I've been researching this pretty deeply for the last few years, and I've come to the conclusion that, without a complete redesign, most popular programming languages cannot have direct control of these optimizations in an ergonomic manner.

The reasonI think this is because: Most languages target C or LLVM, and C and LLVM have a fundamentally lossy compilation processes.

To get around this, you'd need a hodge podge of pre compiler directives, or take a completely different approach.

I found a cool project that uses a "Tower of IRs" that can restablish source to binary provenance, which, seems to me, to be on the right track:

https://github.com/trailofbits/vast

I'd definitely like to see the compilation processes be more transparent and easy to work with.

I would agree, but it's hard to argue with a factor 2 performance boost.

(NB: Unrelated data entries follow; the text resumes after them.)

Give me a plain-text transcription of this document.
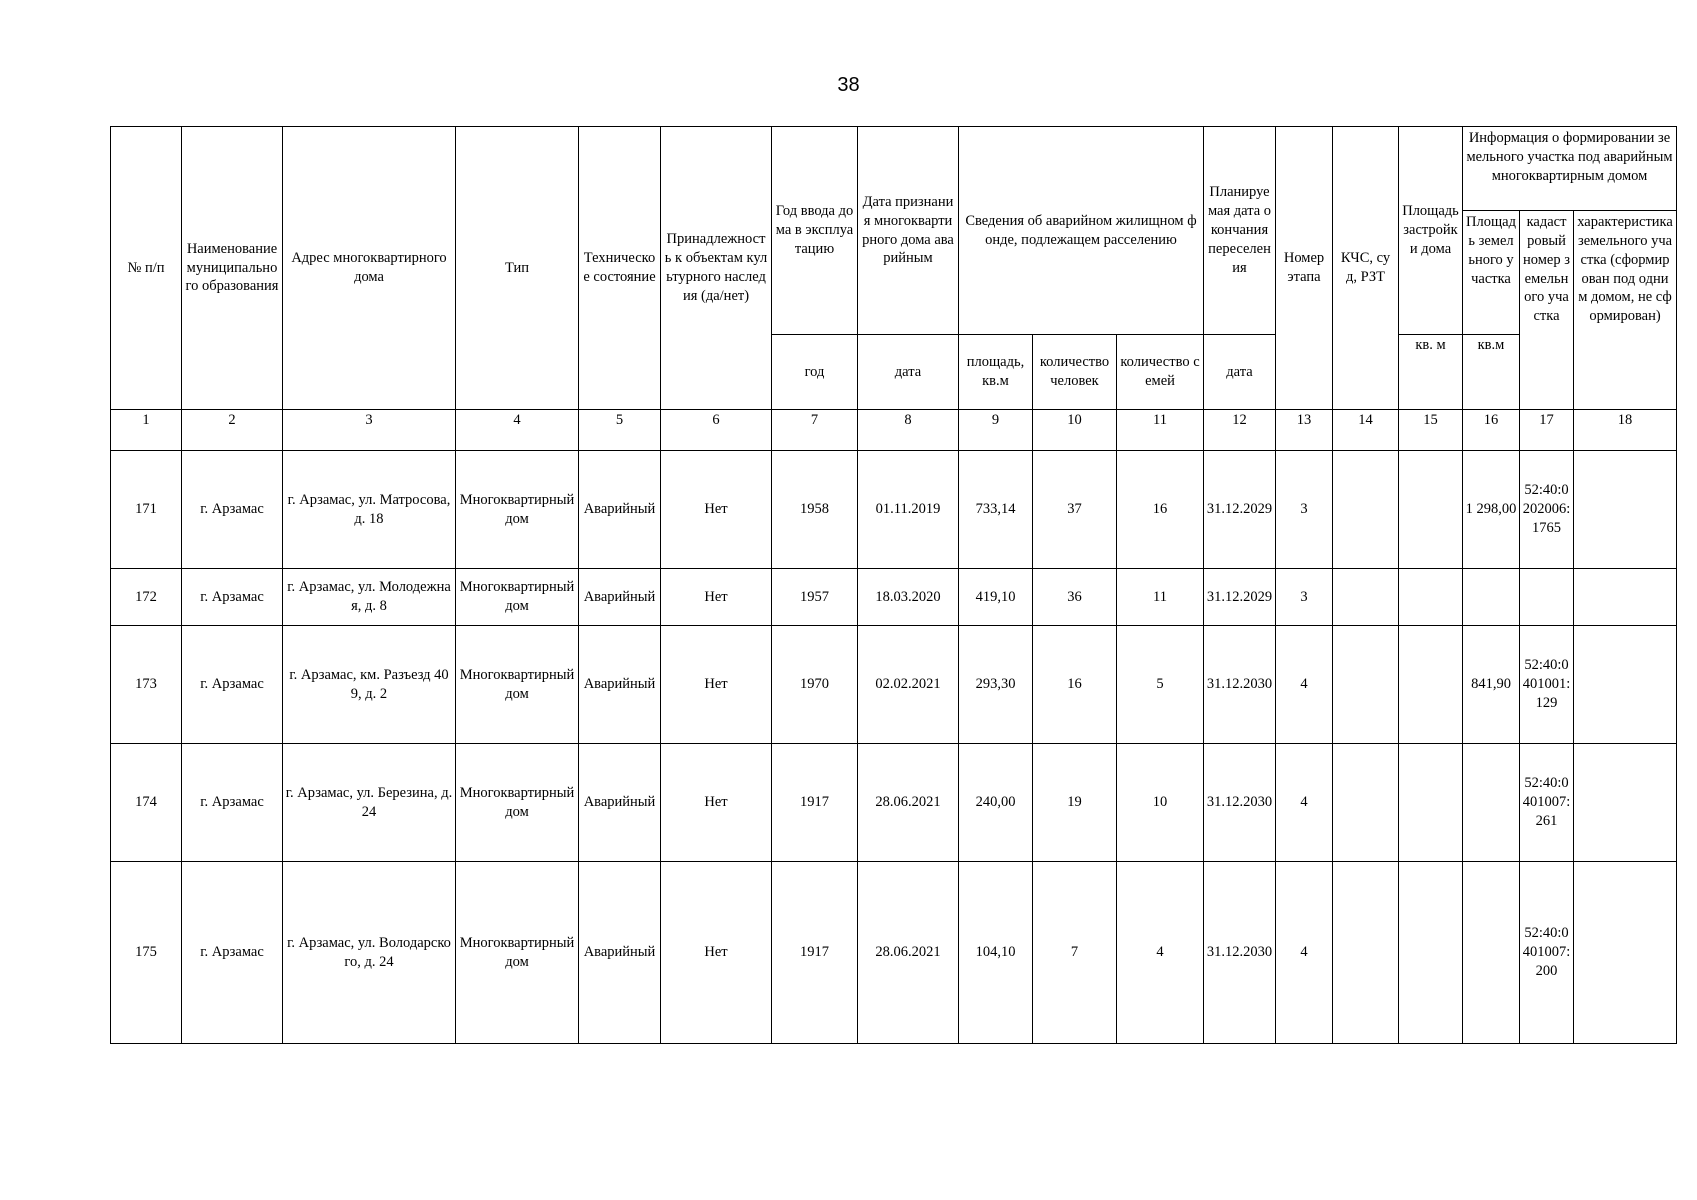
38
№ п/п	Наименование муниципального образования	Адрес многоквартирного дома	Тип	Техническое состояние	Принадлежность к объектам культурного наследия (да/нет)	Год ввода дома в эксплуатацию	Дата признания многоквартирного дома аварийным	Сведения об аварийном жилищном фонде, подлежащем расселению			Планируемая дата окончания переселения	Номер этапа	КЧС, суд, РЗТ	Площадь застройки дома	Информация о формировании земельного участка под аварийным многоквартирным домом		
															Площадь земельного участка	кадастровый номер земельного участка	характеристика земельного участка (сформирован под одним домом, не сформирован)
						год	дата	площадь, кв.м	количество человек	количество семей	дата			кв. м	кв.м		
1	2	3	4	5	6	7	8	9	10	11	12	13	14	15	16	17	18
171	г. Арзамас	г. Арзамас, ул. Матросова, д. 18	Многоквартирный дом	Аварийный	Нет	1958	01.11.2019	733,14	37	16	31.12.2029	3			1 298,00	52:40:0202006:1765	
172	г. Арзамас	г. Арзамас, ул. Молодежная, д. 8	Многоквартирный дом	Аварийный	Нет	1957	18.03.2020	419,10	36	11	31.12.2029	3					
173	г. Арзамас	г. Арзамас, км. Разъезд 409, д. 2	Многоквартирный дом	Аварийный	Нет	1970	02.02.2021	293,30	16	5	31.12.2030	4			841,90	52:40:0401001:129	
174	г. Арзамас	г. Арзамас, ул. Березина, д. 24	Многоквартирный дом	Аварийный	Нет	1917	28.06.2021	240,00	19	10	31.12.2030	4				52:40:0401007:261	
175	г. Арзамас	г. Арзамас, ул. Володарского, д. 24	Многоквартирный дом	Аварийный	Нет	1917	28.06.2021	104,10	7	4	31.12.2030	4				52:40:0401007:200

But these kind of tricks feel like we need to con the compiler into optimising this correctly, which is of course ridiculous. What we probably need instead is if-statements that we can tell what's most likely the correct prediction.

Something like:

  if v > maxV predict true
    maxV = v
    continue
It's only factor 2 with an increasing array though. At which point you can just take the last element, that's way faster.

So really you end up having to make assumptions about the input to get the performance boost.

The text does point out that the branch is somewhat predictable even for a random array. In that case, the odds of having seen the array-maximum increase as you scan through the array. For example, on a random array I would predict the first iteration to take the branch 1/2 of the time, but the last iteration to take the branch only 1/N of the time.

The CPU's branch predictor won't be able to perform that kind of algorithmic analysis, but patterns like the above also work reasonably well for simpler heuristics like 'predict the same outcome as the last time the branch was taken'.